What they don’t need, necessarily, is to take you to the app itself. Tapping an Apple Watch notification now automatically opens the app responsible for it, but these new alerts won’t work in the same way. Instead, that will need to be explicitly added by the developer.

As I watched Apple’s team discuss how much more comprehensive watchOS 5 notifications can be, I couldn’t escape the idea that, for the same reasons that app-makers are being pushed to consider a streamlined notification process, so they could be seen as applying just as readily to a head-mounted display. Similarly, the idea of more full-featured – yet still focused – notifications, which not only alert you to something but allow you to swiftly interact with the most essential aspects without pulling your phone out of your pocket or bag, also resonates strongly when you’re thinking about smart glasses.

Siri Shortcuts focus on priorities

Nowhere is that more obvious, I’d argue, than with Siri Shortcuts. Apple’s macros and shortcuts – built in no small part on its acquisition of Workflow, with a dash of macOS favorite Automator thrown in along the way – promise to surface the most relevant services when and where you’re likely to need them most. They also introduce a new hierarchy system.

Siri Shortcuts are designed to show the most relevant shortcut at the top, and the least relevant at the bottom. On the one hand it’s down to developers to help organize that hierarchy: there are new relevance provisions which app-makers can use to suggest the times, locations, and other criteria that would help decide when they’re most appropriate to surface.

So, the Starbucks app might suggest it gets pushed higher in the list when you’re near to your usual coffee stop, while the app for your connected lights might rise through the ranks around the time you usually change the scene for movie night. Your own interactions with them will help shape that prominence, however: if users fail to interact with a shortcut, it’ll drop on the page. Conversely, if you regularly scroll down to find a shortcut, watchOS 5 will likely improve its hierarchy in the list.

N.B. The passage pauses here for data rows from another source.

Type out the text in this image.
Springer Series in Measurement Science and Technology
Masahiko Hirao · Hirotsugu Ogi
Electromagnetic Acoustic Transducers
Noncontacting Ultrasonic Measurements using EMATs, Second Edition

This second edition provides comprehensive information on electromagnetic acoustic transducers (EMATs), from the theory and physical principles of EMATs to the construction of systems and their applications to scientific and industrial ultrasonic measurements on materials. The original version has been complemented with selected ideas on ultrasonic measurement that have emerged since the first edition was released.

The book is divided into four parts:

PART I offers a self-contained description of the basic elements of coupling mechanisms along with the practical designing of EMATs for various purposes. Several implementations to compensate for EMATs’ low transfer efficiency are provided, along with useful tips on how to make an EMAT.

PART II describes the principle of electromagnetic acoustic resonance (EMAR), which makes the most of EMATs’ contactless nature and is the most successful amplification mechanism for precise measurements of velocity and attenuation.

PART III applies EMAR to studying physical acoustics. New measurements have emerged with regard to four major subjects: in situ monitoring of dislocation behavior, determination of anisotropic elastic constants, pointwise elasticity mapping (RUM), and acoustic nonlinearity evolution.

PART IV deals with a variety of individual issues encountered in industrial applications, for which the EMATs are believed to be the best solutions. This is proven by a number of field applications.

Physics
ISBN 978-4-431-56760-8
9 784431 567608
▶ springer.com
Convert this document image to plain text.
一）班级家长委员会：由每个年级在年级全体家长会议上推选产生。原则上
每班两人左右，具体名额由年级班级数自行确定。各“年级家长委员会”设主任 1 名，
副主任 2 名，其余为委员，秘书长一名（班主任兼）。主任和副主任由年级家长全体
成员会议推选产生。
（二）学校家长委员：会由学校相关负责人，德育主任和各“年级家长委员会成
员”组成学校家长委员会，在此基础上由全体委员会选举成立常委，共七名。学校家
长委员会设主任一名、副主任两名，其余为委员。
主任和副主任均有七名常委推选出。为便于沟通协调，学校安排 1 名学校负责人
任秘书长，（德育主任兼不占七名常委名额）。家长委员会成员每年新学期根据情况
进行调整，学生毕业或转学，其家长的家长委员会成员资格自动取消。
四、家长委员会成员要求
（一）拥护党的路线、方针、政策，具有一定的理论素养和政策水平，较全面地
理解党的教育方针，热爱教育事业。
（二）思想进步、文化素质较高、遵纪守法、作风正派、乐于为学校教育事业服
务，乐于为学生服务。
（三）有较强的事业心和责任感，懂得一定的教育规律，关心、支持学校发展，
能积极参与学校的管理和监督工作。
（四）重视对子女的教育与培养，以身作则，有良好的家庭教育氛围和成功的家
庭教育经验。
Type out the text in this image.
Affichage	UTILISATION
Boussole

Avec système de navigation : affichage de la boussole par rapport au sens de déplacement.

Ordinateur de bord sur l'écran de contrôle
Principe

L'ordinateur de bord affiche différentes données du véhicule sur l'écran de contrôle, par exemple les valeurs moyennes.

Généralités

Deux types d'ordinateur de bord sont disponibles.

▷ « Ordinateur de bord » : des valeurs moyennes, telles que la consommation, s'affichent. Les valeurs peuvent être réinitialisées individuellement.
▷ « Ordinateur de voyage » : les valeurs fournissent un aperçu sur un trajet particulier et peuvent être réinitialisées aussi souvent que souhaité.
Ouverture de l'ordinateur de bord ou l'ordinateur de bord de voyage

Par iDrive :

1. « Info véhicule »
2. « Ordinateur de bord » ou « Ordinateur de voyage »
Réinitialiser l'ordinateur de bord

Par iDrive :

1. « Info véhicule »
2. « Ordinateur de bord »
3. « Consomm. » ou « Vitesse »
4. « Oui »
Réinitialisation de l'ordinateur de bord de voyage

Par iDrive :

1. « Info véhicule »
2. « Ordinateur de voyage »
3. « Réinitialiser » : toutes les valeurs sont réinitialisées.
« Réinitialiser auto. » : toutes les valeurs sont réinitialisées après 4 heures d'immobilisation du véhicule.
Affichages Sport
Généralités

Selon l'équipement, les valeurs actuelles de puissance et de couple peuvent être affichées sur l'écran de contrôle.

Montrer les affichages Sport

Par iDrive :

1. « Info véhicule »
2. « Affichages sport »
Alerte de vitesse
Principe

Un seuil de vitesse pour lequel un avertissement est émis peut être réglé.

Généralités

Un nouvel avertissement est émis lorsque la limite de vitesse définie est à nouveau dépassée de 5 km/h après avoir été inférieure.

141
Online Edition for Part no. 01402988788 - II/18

Beyond just individual features, though, the push is to continue turning Apple Watch into not just an adjunct of the iPhone but a standalone device in its own right. That’s something we’ve seen progression toward already, like the cellular connectivity option in the Apple Watch Series 3, and the potential that opens up for calls, messaging, and music streaming beyond the range of your iPhone’s WiFi and Bluetooth. watchOS 5 only expands on that individuality.

More than an iPhone on your face

Smartglasses would do better modeling the Apple Watch

It’s not hard to visualize this as another step on the path to an augmented reality device. We may all end up wearing smartglasses, but we’re not going to want to be constantly interacting with them. An “iPhone on your face” sounds like a great idea, up until you consider how inefficient that would actually be in day to day use. In reality, smart glasses would do far better by modeling the Apple Watch, where Apple once said the ideal length of a quick interaction was just two seconds.

That will require a very different breed of application from what’s currently present in the App Store for iPhone. Improving our ratings in Screen Time won’t happen if all we do is transpose the screen from smartphone to smart glasses, after all. The beneficiary may be the Apple Watch today, but those same lessons are going to translate just as well to smart glasses, too.

Apple’s unspoken message, therefore, seems fairly clear at WWDC this year. There are going to be lots of ways to not only interact more quickly and efficiently with apps and services, rather than spending time digging through software and interfaces, but also do so without needing to have your iPhone in your hand. Initially, that replacement interface will be on your wrist, but pretty much every improvement made for the Apple Watch translates just as well when the “watch” in watchOS refers to your line-of-sight, not your timepiece.